Mar 292013

Article By Luca Grandi.

When open source started off in the 1980’s it sounded like a fairy tale world where good always triumphed, dragons were slain and all stories ended happily ever after. Although not a new concept, free sharing of technological information was a natural progression. If you consider that many things such as recipes, formulas and even patents have been shared since the beginning of time, you’ll realize that this was by no means a new idea.

In 1991, the Linux Kernel, which was started by Linus Torvalds, was released as a freely modifiable source code. Initially the license wasn’t the GPL, but in February 1992 when version 0.12 was released, Torvalds made sure he licensed it under the GNU General Public License. Torvalds was delighted that his kernel attracted much attention from volunteer programmers.

Up until this point no completely free-software operating systems were in existence due to the GNU’s lack of a working kernel, but the development of Torvalds’s kernel proved to be the final piece of the puzzle.

The X Window System was soon ported to Linux. In March 1992, Linux version 0.95 was the first to be capable of running X. This large version number jump (from 0.1x to 0.9x) was due to a feeling that a version 1.0 with no major missing pieces was imminent. However, this proved to be somewhat overoptimistic, and from 1993 to early 1994, 15 development versions of version 0.99 appeared.

In 1993 Patrick Volkerding released a distribution based on SLS, which he called Slackware, and this Linux distribution has survived all this years and is still alive and releasing new versions.

From this point the first complete free-software operating system came into being and the release of new Linux kernel continued at a fast pace.

While I’m writing this article the last stable release it’s the 3.8.5 released on 2013-03-28.

Nowadays many businesses and governments organizations use open source software such as Linux. With a great deal of advantages, price being one of the major contributing factors and customization being the other, the software continues to grow in popularity. The quality of the product cannot be faulted as often thousands of developers have contributed to the programs we have today, and very often it’s not only developers coming up with the final product but users who have also had their say in them too.

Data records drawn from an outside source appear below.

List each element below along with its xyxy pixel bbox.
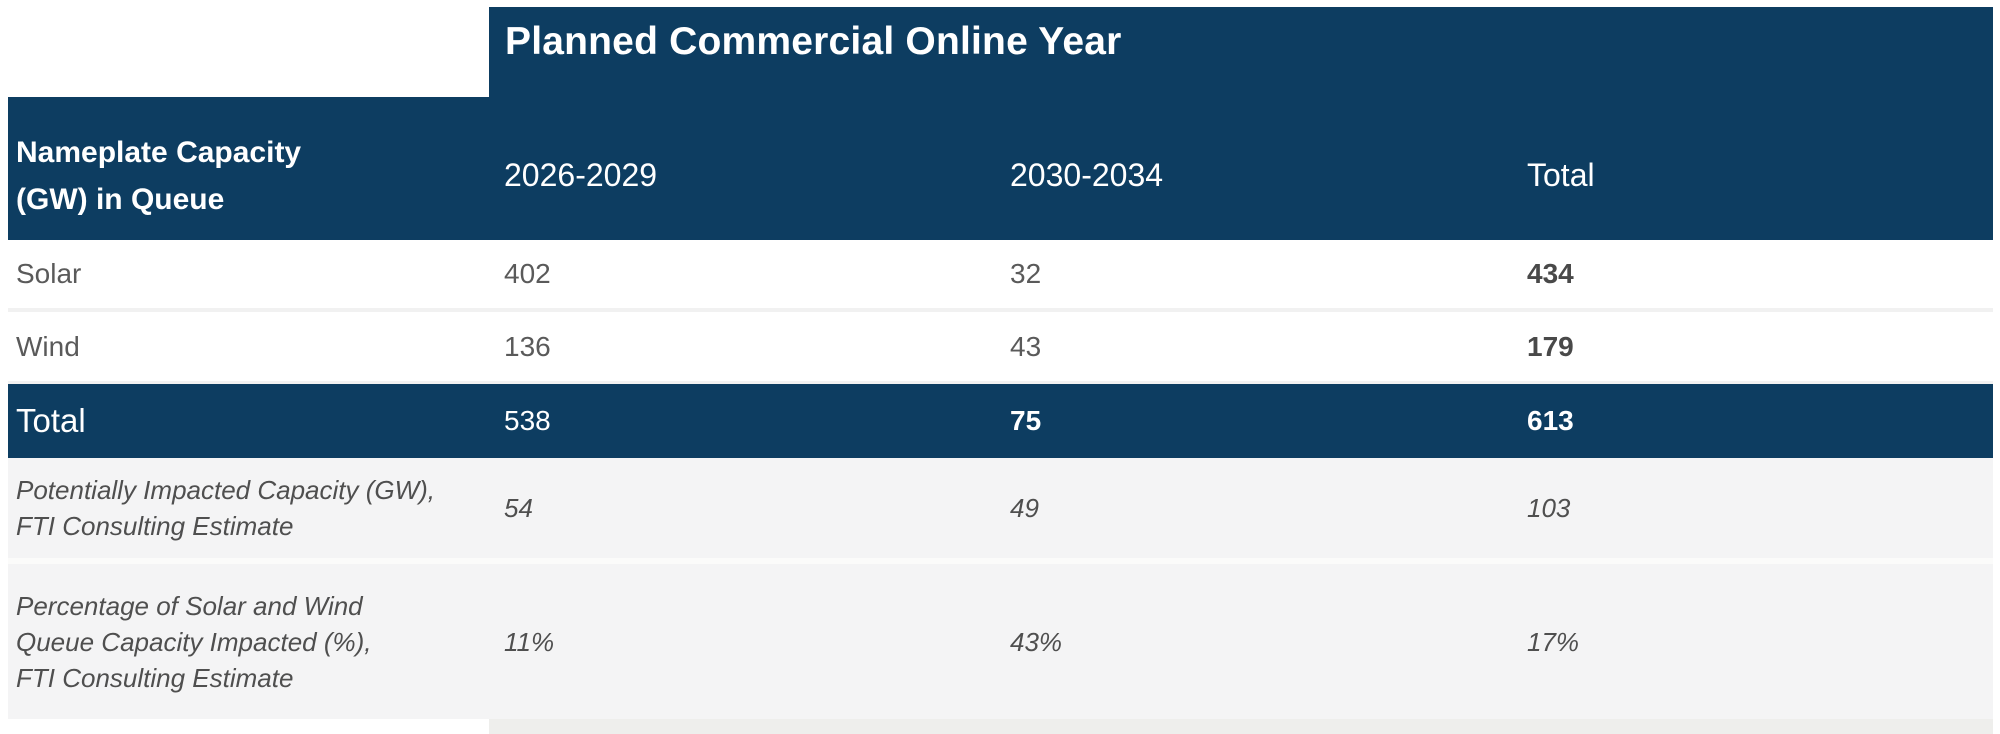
row-label: Wind xyxy=(16,330,80,362)
column-header-total: Total xyxy=(1512,97,1993,240)
table-row-solar: Solar 402 32 434 xyxy=(8,240,1993,312)
cell-wind-2030-2034: 43 xyxy=(1010,330,1042,362)
table-title: Planned Commercial Online Year xyxy=(505,20,1122,63)
cell-total-total: 613 xyxy=(1512,384,1993,458)
cell-impacted-2026-2029: 54 xyxy=(489,458,995,558)
cell-impacted-total: 103 xyxy=(1512,458,1993,558)
cell-total-2026-2029: 538 xyxy=(489,384,995,458)
row-label: Percentage of Solar and Wind Queue Capac… xyxy=(8,564,489,719)
table-row-percentage-impacted: Percentage of Solar and Wind Queue Capac… xyxy=(8,564,1993,719)
row-group-header: Nameplate Capacity (GW) in Queue xyxy=(8,97,489,240)
column-header-2026-2029: 2026-2029 xyxy=(489,97,995,240)
table-banner-row: Planned Commercial Online Year xyxy=(8,7,1993,97)
row-label: Total xyxy=(8,384,489,458)
cell-solar-total: 434 xyxy=(1527,258,1574,289)
cell-percentage-total: 17% xyxy=(1512,564,1993,719)
cell-solar-2030-2034: 32 xyxy=(1010,258,1042,289)
bottom-edge-spacer xyxy=(8,719,489,734)
table-row-impacted-capacity: Potentially Impacted Capacity (GW), FTI … xyxy=(8,458,1993,564)
table-header-row: Nameplate Capacity (GW) in Queue 2026-20… xyxy=(8,97,1993,240)
row-label: Potentially Impacted Capacity (GW), FTI … xyxy=(8,458,489,558)
table-row-wind: Wind 136 43 179 xyxy=(8,312,1993,384)
bottom-edge-shadow xyxy=(489,719,1993,734)
cell-wind-total: 179 xyxy=(1527,330,1574,362)
cell-wind-2026-2029: 136 xyxy=(504,330,551,362)
row-label: Solar xyxy=(16,258,82,289)
cell-total-2030-2034: 75 xyxy=(995,384,1512,458)
banner-cell: Planned Commercial Online Year xyxy=(489,7,1993,97)
cell-impacted-2030-2034: 49 xyxy=(995,458,1512,558)
table-row-total: Total 538 75 613 xyxy=(8,384,1993,458)
table-bottom-edge xyxy=(8,719,1993,734)
cell-percentage-2030-2034: 43% xyxy=(995,564,1512,719)
banner-spacer xyxy=(8,7,489,97)
column-header-2030-2034: 2030-2034 xyxy=(995,97,1512,240)
cell-solar-2026-2029: 402 xyxy=(504,258,551,289)
cell-percentage-2026-2029: 11% xyxy=(489,564,995,719)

In 2012 Linux turned 20 years old and was celebrated with many events and video from all around the world

On the gaming side an important news has come in February 2013 when, after some time in beta, an official client for Steam has been released for Linux and this has been a great day for all the Linux gamers as Steam is one of the most important online distributor of games and its support will be very important for the spreading of the GNU/Linux platform.

While Linux has its many advantages there are, however, compatibility issues with certain programs

When it comes to online casinos, Linux casinos are few and far in between. Gamers who use the Linux operating system still swear by it and more and more Linux casinos are thus starting to emerge. This shows how Linux continues to influence the technological landscape and is still a force to be reckoned with. Web winnings South Africa continue to rise and many of the gamers are devoted Linux users who refuse to use other operating systems.

Linux and open source software are now, more than ever, here to stay and what started as a fairy tale has become a reality.